Hâlden konuşmuş Hazret Niyazi;
“Daha sonra Şeyhinin desturuyla konuşmaya başlamış ve bir daha susmamıştır.”
Kişi kâl etmeyi öğrenene değin hâli muhafaza ile vazifelendirilmiştir. Hâl öyle bir yerleşecek ki gönle, konuşan dil O’ndan olsun.
Hakikat ancak ve ancak mürşidin desturuyla ifşa edilebilir. Anlatmaya meraklı gönüller elbetteki vardır. Çünkü sırr O’dur, O’ndandır. Sırrı bu denli güzel olunca ifşa için çırpınır gönül, lakin amaç bizlere güzel gibi gelse de sırrı muhafaza edeptendir. Ya söylenilen şeylere karşıdaki idrak yettiremeyecekse? Girilir mi bu vebal altına? Hele bir de anlattığımız kişi bizim ufacık sırlarımızın kat-be-kat üstünde sırlar saklıyor ve edebi muhafaza ile susuyorsa… Dervişin hâli mürşidi ile olunca özeldir. Herkese anlatıldığı vakit sırr denilen hiç sırr olur mu? Tevhid yolunda edebe riayet şarttır. Sustukça hâl edinirsin. Sustukça derinleşirsin.
Elbetteki muhabbet edeceğiz. Ama bu muhabbet ne sırrı ifşa üzerine olacak ne de boş lakırdı üzerine. Daim muhabbet O olacak ki gönle yerleşe…
Ancak hâli muhafaza edebilenler hâlden dem vurabilirler ki bu hem biad edilen şeyhin desturu ile ve ona verilen miktarıncadır. O zaman için şeyhinin Niyazi Mısrı Hazretlerine konuş buyurması, boş lakırdıların kesilmesi içindir. Ki o mübarek zât destur ile konuştuğu halde dahi anlamayanlar ortalığı karıştırmıştır. Devir her zaman için aynıdır. Telkin şarttır; anlayana!. Hâli dil edinmiş safiyetli kulun söylediklerini derinleştiren ve onun O’nun dostu ile edindiği edebe bürünen ve yine gönülden değişmeyi dileyip hayran olan gönüllere uyanış gele…

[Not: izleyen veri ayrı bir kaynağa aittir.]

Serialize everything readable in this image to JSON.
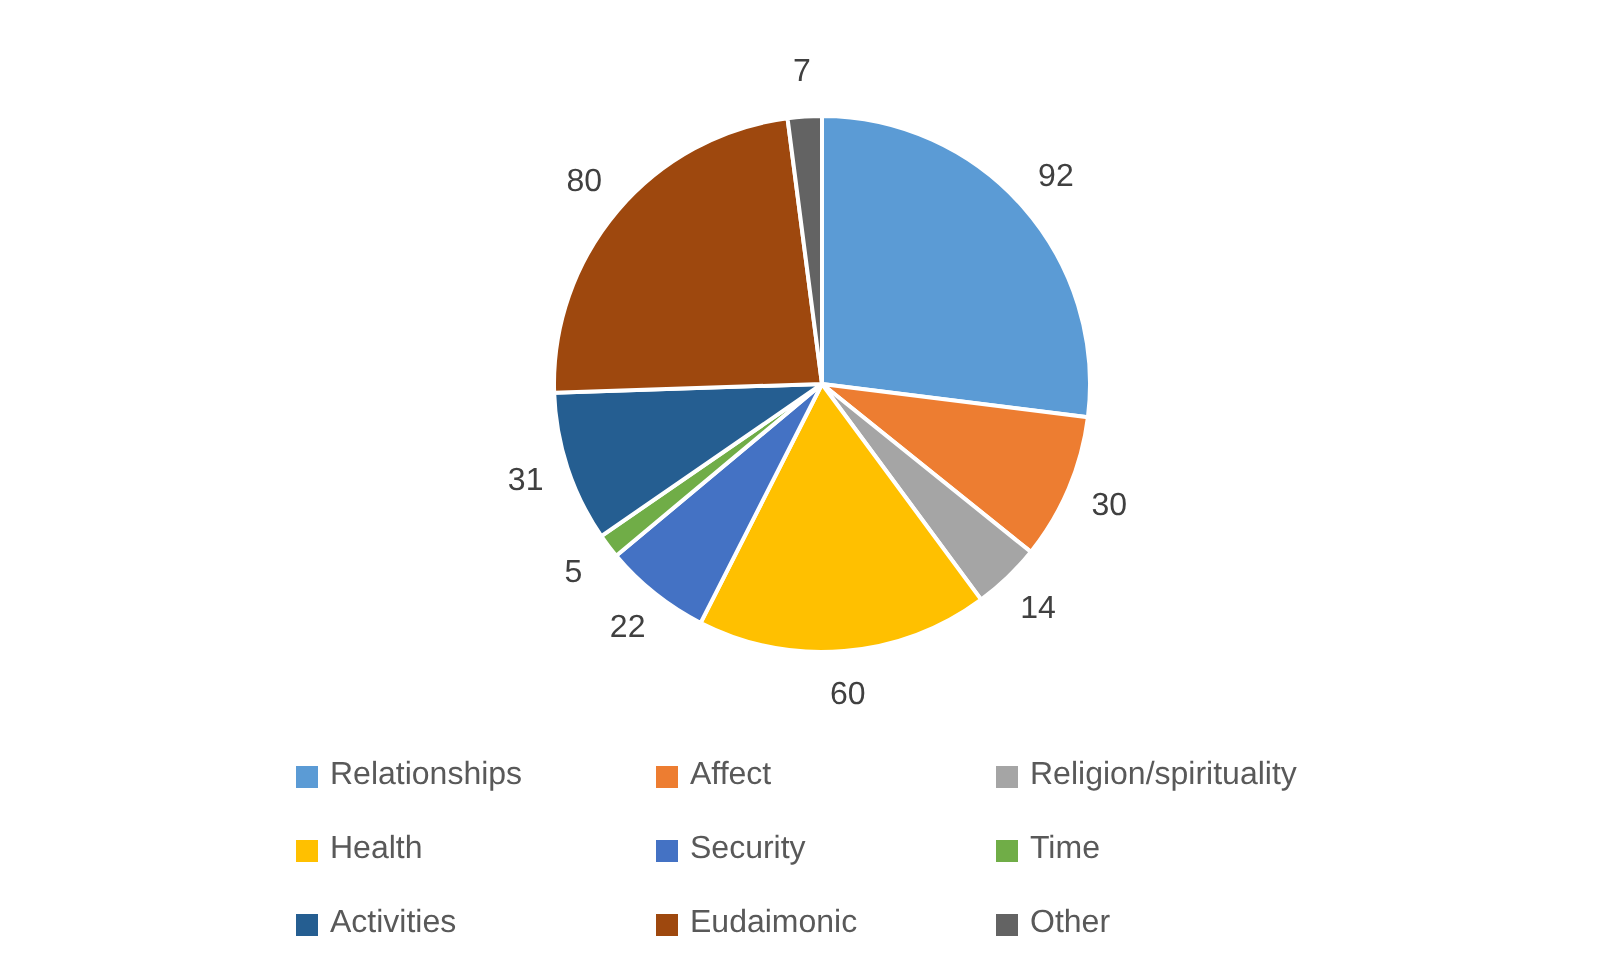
{
  "chart_data": {
    "type": "pie",
    "categories": [
      "Relationships",
      "Affect",
      "Religion/spirituality",
      "Health",
      "Security",
      "Time",
      "Activities",
      "Eudaimonic",
      "Other"
    ],
    "values": [
      92,
      30,
      14,
      60,
      22,
      5,
      31,
      80,
      7
    ],
    "colors": [
      "#5b9bd5",
      "#ed7d31",
      "#a5a5a5",
      "#ffc000",
      "#4472c4",
      "#70ad47",
      "#255e91",
      "#9e480e",
      "#636363"
    ],
    "data_labels": true,
    "legend": "bottom"
  }
}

Kişide uyanan hayranlık kendinden değil O’nların güzelliğindendir. Anlamayanlar her devirde vardır ve olacaktır. Cenâb-ı Hakk hayran olanlardan eylesin inşallah.
Zikir bir bakıma dervişin acısının dışarı vurumudur. Derviş başka bir dervişin kokusunu arar çünkü onun tam anlamıyla anlayabilecek yine bir derviştir. Dervişler bir araya geldiğinde kalpler birbiriyle buluşur. Kalpten kalbe bir muhabbet ve sırlarla dolu bir yolculuk başlar.

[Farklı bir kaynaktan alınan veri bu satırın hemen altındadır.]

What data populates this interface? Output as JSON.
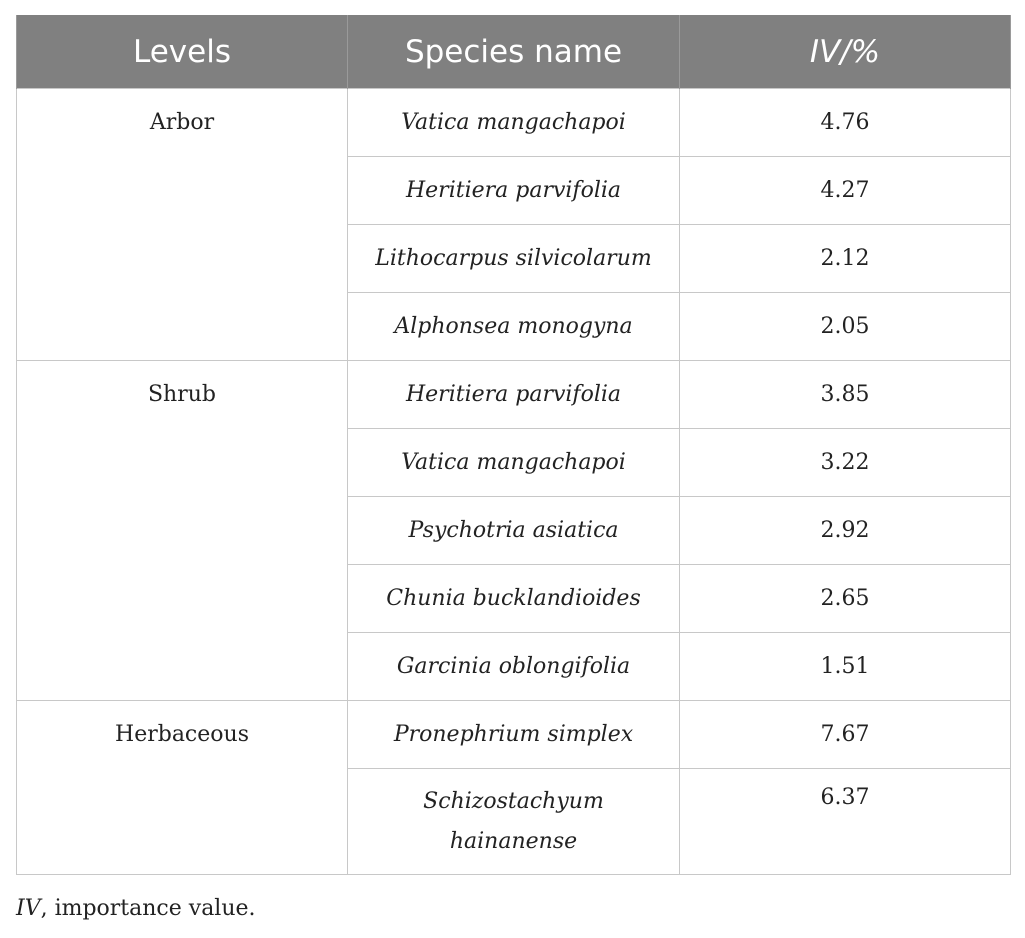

Niyaz-i Mısri’nin düşünce doğrultusu ‘Nur-u Muhammed-i’ yönündedir. Yunus Emre tarzı şiir geleneğini layıkıyla yürütmüştür. Didaktik bir kişiliği olmasının yanı sıra lirik yani duygusal bir yönü de vardır. Niyaz-i Mısri’nin tasavvuf şiirleri dinin ötesindedir. Varoluş konusunu ele aldığı şiirlerinde Hz. Peygamberin varlığı esas konudur. Sufilerin varlığı bu yönde anlamaya çalıştıklarını vurgular. Şiirlerinde Peygamber sevgisinin yanı sıra bu sevgiyi metafizikle birleştirip yüksek düzeyde felsefi düşünceler ortaya koymuştur..
Nuru Muhammed-i kavramını ilk kullanan Abdullah Tusteri’dir. Evren Hz. Peygamber’in nurunun bir görünümüdür. Evreni ve Hz. Peygamber’i Vahdet-i Vücut kavramıyla ele almış, konularını o yönde genişletmiştir. İbnî Arabî ise bu düşünceyi geliştirirken hadis ve âyetlerden yararlanmıştır. Nuru Muhammed-i kavramı kendisinde birçok anlam çıkarılacak şekilde geniş kapsamlıdır. Ve birçok şair bu düşünce etrafında kendini yetiştirmiş, bu yönde eserler vermiş, Nuru Muhammed-i kavramını metafizik geneli içinde açıklamaya çalışmışlardır.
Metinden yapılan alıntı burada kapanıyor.